There are multiple risks if applications are rolled out without proper testing. The following scenarios show how Appknox helps in identifying vulnerabilities and enhances the security posture

Security vulnerabilities

With thorough testing, security flaws may be protected, exposing the application to potential breaches and unauthorized access. Appknox ensures that security vulnerabilities are identified and addressed to safeguard user data and privacy.

Data breaches

Inadequate testing increases the likelihood of data breaches, compromising sensitive user information. Appknox helps prevent such breaches by rigorously examining the app’s security measures, including encryption and data handling practices.

Malicious exploitation

Untested applications are susceptible to exploitation by malicious actors who can exploit vulnerabilities for various purposes, such as injecting malware or conducting unauthorized activities. Appknox helps in identifying and mitigating such risks through comprehensive security assessments.

Poor user experience

Functional issues and bugs that remain undetected can result in a subpar user experience. Appknox testing ensures the application functions smoothly across different environments, enhancing user satisfaction and minimizing the risk of negative reviews or uninstallations.

Reputation damage

Security breaches and poor app performance can lead to a damaged reputation for both the app and its developers. Appknox helps maintain a positive image by proactively addressing security concerns and ensuring a reliable user experience.

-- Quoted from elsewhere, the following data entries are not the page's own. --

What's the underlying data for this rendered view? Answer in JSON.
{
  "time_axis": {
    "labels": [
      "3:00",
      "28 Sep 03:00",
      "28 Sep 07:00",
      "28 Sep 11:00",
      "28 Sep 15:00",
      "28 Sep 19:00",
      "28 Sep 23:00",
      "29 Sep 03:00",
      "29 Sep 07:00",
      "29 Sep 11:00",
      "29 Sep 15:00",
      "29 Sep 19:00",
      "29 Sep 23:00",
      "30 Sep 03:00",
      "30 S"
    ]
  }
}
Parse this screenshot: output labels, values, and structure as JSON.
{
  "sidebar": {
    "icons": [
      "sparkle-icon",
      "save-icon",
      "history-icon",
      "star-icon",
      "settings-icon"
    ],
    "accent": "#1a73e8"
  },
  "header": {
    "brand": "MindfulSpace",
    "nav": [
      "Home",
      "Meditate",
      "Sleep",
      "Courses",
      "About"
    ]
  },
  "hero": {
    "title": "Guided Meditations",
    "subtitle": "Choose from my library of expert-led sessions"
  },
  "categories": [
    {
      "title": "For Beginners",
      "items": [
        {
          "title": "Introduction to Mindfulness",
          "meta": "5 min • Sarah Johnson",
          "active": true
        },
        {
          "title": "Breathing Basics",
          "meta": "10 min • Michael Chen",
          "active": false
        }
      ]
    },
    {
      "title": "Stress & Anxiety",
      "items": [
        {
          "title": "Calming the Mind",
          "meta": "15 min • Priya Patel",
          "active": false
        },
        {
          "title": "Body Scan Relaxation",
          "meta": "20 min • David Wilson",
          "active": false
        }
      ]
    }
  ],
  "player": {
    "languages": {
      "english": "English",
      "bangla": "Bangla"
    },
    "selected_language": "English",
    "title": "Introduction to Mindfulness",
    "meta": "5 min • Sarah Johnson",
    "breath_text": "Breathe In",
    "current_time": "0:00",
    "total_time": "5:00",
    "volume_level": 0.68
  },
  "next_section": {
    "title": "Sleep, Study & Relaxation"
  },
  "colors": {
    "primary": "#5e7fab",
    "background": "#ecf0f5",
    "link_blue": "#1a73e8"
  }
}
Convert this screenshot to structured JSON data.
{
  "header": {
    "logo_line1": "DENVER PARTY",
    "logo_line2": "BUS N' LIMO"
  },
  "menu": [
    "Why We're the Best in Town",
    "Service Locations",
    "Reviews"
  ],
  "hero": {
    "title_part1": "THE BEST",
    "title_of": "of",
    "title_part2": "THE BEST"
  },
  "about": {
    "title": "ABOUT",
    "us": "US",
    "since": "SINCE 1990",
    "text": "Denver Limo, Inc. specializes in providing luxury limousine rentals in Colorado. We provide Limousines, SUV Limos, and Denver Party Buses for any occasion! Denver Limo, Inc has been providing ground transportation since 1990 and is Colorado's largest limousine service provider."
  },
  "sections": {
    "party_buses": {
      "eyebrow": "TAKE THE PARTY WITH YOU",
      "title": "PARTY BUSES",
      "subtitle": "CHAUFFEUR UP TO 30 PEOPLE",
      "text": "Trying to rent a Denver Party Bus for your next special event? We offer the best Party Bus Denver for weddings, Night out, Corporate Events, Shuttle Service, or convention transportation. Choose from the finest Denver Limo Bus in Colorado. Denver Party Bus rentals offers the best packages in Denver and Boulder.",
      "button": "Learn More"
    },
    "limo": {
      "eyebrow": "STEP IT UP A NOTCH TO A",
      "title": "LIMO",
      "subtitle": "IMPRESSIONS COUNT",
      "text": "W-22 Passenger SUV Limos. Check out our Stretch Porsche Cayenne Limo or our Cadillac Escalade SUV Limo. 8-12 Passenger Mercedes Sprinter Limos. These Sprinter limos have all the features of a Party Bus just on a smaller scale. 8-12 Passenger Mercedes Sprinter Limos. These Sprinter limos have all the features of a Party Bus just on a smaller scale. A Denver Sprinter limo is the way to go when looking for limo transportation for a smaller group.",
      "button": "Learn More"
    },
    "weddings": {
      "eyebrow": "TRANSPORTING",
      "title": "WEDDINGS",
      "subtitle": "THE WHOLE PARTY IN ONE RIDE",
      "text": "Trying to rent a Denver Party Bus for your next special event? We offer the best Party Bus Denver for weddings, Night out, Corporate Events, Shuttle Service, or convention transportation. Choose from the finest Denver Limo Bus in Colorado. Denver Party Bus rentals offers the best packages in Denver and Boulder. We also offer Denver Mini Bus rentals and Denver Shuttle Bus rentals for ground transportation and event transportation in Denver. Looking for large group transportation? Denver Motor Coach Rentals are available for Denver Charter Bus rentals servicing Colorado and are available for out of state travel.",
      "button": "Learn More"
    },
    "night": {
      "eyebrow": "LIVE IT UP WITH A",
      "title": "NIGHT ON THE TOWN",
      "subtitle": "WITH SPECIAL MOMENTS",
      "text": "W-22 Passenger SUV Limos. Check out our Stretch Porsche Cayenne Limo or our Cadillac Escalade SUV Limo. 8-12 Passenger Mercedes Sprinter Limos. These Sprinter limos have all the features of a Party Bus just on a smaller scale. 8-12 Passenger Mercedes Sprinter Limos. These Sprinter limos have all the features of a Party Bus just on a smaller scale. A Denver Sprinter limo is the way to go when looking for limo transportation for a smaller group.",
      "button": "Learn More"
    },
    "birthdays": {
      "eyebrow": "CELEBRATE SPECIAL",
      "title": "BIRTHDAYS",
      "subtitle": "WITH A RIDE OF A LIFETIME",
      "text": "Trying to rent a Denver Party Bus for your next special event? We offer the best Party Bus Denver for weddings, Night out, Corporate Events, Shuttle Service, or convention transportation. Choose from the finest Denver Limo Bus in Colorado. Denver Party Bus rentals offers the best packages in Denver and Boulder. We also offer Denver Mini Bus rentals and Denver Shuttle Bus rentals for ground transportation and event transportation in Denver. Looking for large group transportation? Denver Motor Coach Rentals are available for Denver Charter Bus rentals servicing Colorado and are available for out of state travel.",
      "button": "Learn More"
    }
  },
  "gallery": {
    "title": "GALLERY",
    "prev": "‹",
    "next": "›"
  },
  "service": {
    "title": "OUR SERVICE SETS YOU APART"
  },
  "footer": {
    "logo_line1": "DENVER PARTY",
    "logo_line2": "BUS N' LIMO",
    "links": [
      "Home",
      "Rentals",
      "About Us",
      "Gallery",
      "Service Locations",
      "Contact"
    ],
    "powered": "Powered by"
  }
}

Non-compliance with regulations

Failure to test adequately may lead to non-compliance with industry regulations and data protection laws. Appknox assists in identifying and rectifying compliance issues for compliance as OWASP Top 10 2023, reducing legal and regulatory risks associated with improper app security practices.

What is the opportunity that you see for your solution in the Middle East?

The Middle East sees a rising trend in app usage across sectors, creating an opportunity for solutions like Appknox to enhance security against evolving cyber threats. The ongoing digital transformation initiatives in the Middle East increase the demand for secure mobile applications, positioning Appknox as a key player. With a growing awareness of cybersecurity threats, businesses in the Middle East seek solutions like Appknox for advanced security testing to protect their digital assets. Finally, strengthening data protection regulations in the Middle East creates an opportunity for Appknox to assist mobile app developers and businesses in ensuring compliance through security testing.

At Appknox, we scanned the top 50 shopping applications across Saudi Arabia and the results are shocking with over 80% of applications at high risk. Here’s a free report that custodians of security in the Middle East might find helpful.

What solutions were showcased at Black Hat?

Appknox’s comprehensive app security helps security teams make their apps completely secure. At Black Hat, we were happy to present our solutions that enable organizations as an extended security team.

SAST – One-click static application security testing fully automated SAST performed in minutes to improve the time-to-market for a secure mobile application

Automated DAST – Assess the security of your mobile application while it is running in its operational environment on real devices

API – Mobile Specific API security assessment for mobile applications

Store monitoring – Identify, the latest version of the mobile app from the App Store and get real-time notifications for unscanned versions on the App Store

Software Bill of Materials (SBOM) – Gain visibility into all the components with Binary based SBOM

Discuss your partnership with Bulwark.

Appknox’s global reach ambition was the decision taken looking at the demand for a product like Appknox in the market. And the market responded to it. that’s the reason within 9 years Appknox is catering to 500+ Enterprises globally.

With Bulwark, Appknox found a partner who has the same mindset of making the Digital world more secure and sound for its users.

Together we aim to provide cutting-edge security solutions tailored to the unique challenges of the GCC market. We are committed to empowering businesses with robust mobile security measures, ensuring a safer digital landscape for organizations across the region.